Oleh : Rahmat Nuriyansyah
Berbicara pepndidikan,
pendidikan itu milik siapa? apa yang hakiki dalam sebuah
pendidikan? kenapa pendidikan menjadi fatsun peradaban? kenapa anak kaum buruh,
petani, nelayan dan kaum miskin kota sampai hari ini belum bisa mendapatkan
pendidikan yang layak? apakah
sejatinya pendidikan harus dibayar dengan uang ataukah
pendidikan hanya sebagai alat?
Pendidikan semakin
menjadi sesuatu yang mahal di Indonesia. dari tahun ke tahun, biaya pendidikan
terus merangkak naik, sehingga menyebabkan banyaknya peserta didik dari
kalangan menengah ke bawah harus tersingkir dari dunia pendidikan. kampus yang
merupakan tempat dimana regenerasi anak bangsa berkumpul untuk meneruskan
estafet dari para pendahulu kini telah diprivatisasi oleh pemerintah,
representase dari kemajuan bangsa yang ini mampunyai
pemerintah dalam mengelola pendidikan agar dapat berkwalitas dan berdaya saing
dengan bangsa-bangsa lainnya. wajah pendidikan di Indonesia tidak bisa kita lihat dari “Sebelah
Mata” saja, banyaknya kampus-kampus diperkotaan yang berstandarkan
internasional serta memiliki fasilitas dan Infrastuktur yang mewah dan canggih
bukanlah tolak ukur dalam kemajuan dunia pendidikan di Indonesia. situasi ini
menjelaskan, meskipun konstitusi mengharuskan negara haruslah mencerdaskan
kehidupan bangsa, tetapi kenyataan menunjukkan bahwa sebagian besar para
anak-anak dari kaum kelas bawah tidak bisa mengakses pendidikan di tingkatan
universitas.
Di sinilah letak
permasalahannya : Melalui Kemendikbud No.49 tahun 2014 tentang Standar
Pendidikan Nasional , negara Indonesia telah melegitimasi praktik kebijakan
neoliberalisme di sektor pendidikan, atau dengan kata lain, membiarkan
pelayanan pendidikan di tingkatan Universitas diselenggarakan menurut mekanisme
pasar. di sini, neoliberalisme telah memperdagangkan/menjual-belikan
pengetahuan.

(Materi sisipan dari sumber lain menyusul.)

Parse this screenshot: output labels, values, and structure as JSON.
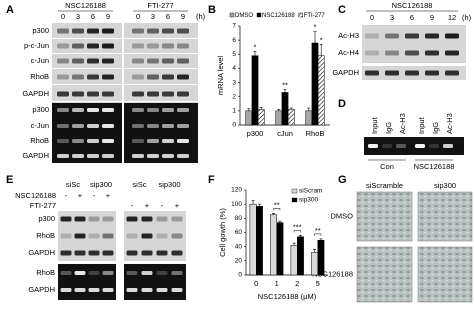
{
  "panel_A": {
    "label": "A",
    "groups": [
      "NSC126188",
      "FTI-277"
    ],
    "times": [
      "0",
      "3",
      "6",
      "9"
    ],
    "unit": "(h)",
    "rows_top": [
      "p300",
      "p-c-Jun",
      "c-Jun",
      "RhoB",
      "GAPDH"
    ],
    "rows_bottom": [
      "p300",
      "c-Jun",
      "RhoB",
      "GAPDH"
    ]
  },
  "panel_C": {
    "label": "C",
    "group": "NSC126188",
    "times": [
      "0",
      "3",
      "6",
      "9",
      "12"
    ],
    "unit": "(h)",
    "rows": [
      "Ac-H3",
      "Ac-H4",
      "GAPDH"
    ]
  },
  "panel_D": {
    "label": "D",
    "lanes": [
      "Input",
      "IgG",
      "Ac-H3",
      "Input",
      "IgG",
      "Ac-H3"
    ],
    "groups": [
      "Con",
      "NSC126188"
    ]
  },
  "panel_E": {
    "label": "E",
    "columns": [
      "siSc",
      "sip300",
      "siSc",
      "sip300"
    ],
    "treatments": [
      {
        "name": "NSC126188",
        "signs": [
          "-",
          "+",
          "-",
          "+"
        ]
      },
      {
        "name": "FTI-277",
        "signs": [
          "-",
          "+",
          "-",
          "+"
        ]
      }
    ],
    "rows_top": [
      "p300",
      "RhoB",
      "GAPDH"
    ],
    "rows_bottom": [
      "RhoB",
      "GAPDH"
    ]
  },
  "panel_G": {
    "label": "G",
    "columns": [
      "siScramble",
      "sip300"
    ],
    "rows": [
      "DMSO",
      "NSC126188"
    ]
  },
  "chart_data": [
    {
      "type": "bar",
      "panel_label": "B",
      "ylabel": "mRNA level",
      "categories": [
        "p300",
        "cJun",
        "RhoB"
      ],
      "series": [
        {
          "name": "DMSO",
          "color": "#a6a6a6",
          "values": [
            1,
            1,
            1
          ],
          "errors": [
            0.15,
            0.1,
            0.2
          ]
        },
        {
          "name": "NSC126188",
          "color": "#000000",
          "values": [
            4.9,
            2.3,
            5.8
          ],
          "errors": [
            0.3,
            0.2,
            0.8
          ]
        },
        {
          "name": "FTI-277",
          "color": "#ffffff",
          "pattern": "hatch",
          "values": [
            1.1,
            1.1,
            4.9
          ],
          "errors": [
            0.15,
            0.1,
            0.8
          ]
        }
      ],
      "annotations": [
        "*",
        "**",
        "*",
        "*"
      ],
      "ylim": [
        0,
        7
      ],
      "yticks": [
        0,
        1,
        2,
        3,
        4,
        5,
        6,
        7
      ],
      "legend": "top"
    },
    {
      "type": "bar",
      "panel_label": "F",
      "ylabel": "Cell gowth (%)",
      "xlabel": "NSC126188 (μM)",
      "categories": [
        "0",
        "1",
        "2",
        "5"
      ],
      "series": [
        {
          "name": "siScram",
          "color": "#d9d9d9",
          "values": [
            100,
            85,
            42,
            32
          ],
          "errors": [
            5,
            2,
            3,
            4
          ]
        },
        {
          "name": "sip300",
          "color": "#000000",
          "values": [
            97,
            74,
            54,
            49
          ],
          "errors": [
            3,
            2,
            2,
            2
          ]
        }
      ],
      "annotations": [
        "**",
        "***",
        "**"
      ],
      "ylim": [
        0,
        120
      ],
      "yticks": [
        0,
        20,
        40,
        60,
        80,
        100,
        120
      ],
      "legend": "upper right"
    }
  ]
}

Akibatnya, semakin (dianggap) berkualitas dan bermutu sebuah
pengetahuan, maka harga jualnya pun akan sangat mahal, tidak mengherankan pula
jika jurusan-jurasan favorit, semisal kedokteran dan teknik, dihargai dengan
bayaran yang sangat mahal. Dalam alam neoliberalisme, negara tidak lagi
bertanggung-jawab dalam memenuhi semua kebutuhan sosial masyarakat, termasuk
sector pendidikan. Tugas tersebut telah diberikan kepada otonomi kampus dan
mahasiswa. Orang tualah yang harus “Banting
Tulang” untuk mencari biaya kuliah untuk anak-anaknya. Maka jika kita sandarkan
hitungnya kepada pendapatan upah kerja para kaum Buruh, Petani, Nelayan dan
Kaum Miskin Kota jawabannya tidak akan sesuai nominal pendapatan upah untuk
membiayai anak mereka dalam menempuh pendidikan ketingkatan Universitas,
sedangkan Rata-rata Upah Minimum (UMR) Indonesia di 34 provinsi yang dilansir
pada website Menteri Perindustrian Indonesia saat ini sebesar Rp. 673.261 atau terbilang
“enam ratus tujuh puluh tiga ribu dua ratus enam puluh satu rupiah”, jika kita
sandarkan lagi pada Kebutuhan Hidup Layak (KHL) ditengah situasi kebutuhan
bahan-bahan pokok yang melambung tinggi pasca Rezim Joko Widodo menaikkan harga
BBM Jenis Premium dan Solar maka cita-cita dari negara Indonesia untuk
mencerdaskan kehidupan bangsa hanyalah dinikmati oleh kaum borjuasi dan Anak
dari kalangan Elite.
Situasi neoliberalisme inilah yang kami sebut dengan model penjajahan
modern yang dilakukan oleh pemerintah hari ini, dimana anak-anak dari kaum
Kelas bawah tidak bisa menempuh pendidikan yang berkualitas dan pemerintah
semakin hari semakin membuka diri bagi bangsa Kapitaslis-Imprealisme untuk
“mencicipi” bangsa Indonesia disemua sector salah satunya sector pendidikan.
dan hal-hal itulah yg membuat stagnanisasi pendidikan dibangsa kita. Harapan penulis, semoga dihari pendidikan ini
Bangsa Indonesia mampu melahirkan sosok Tuan Guru yang mampu merestorisasi peradaban dan mencapai pendidikan yang hakiki.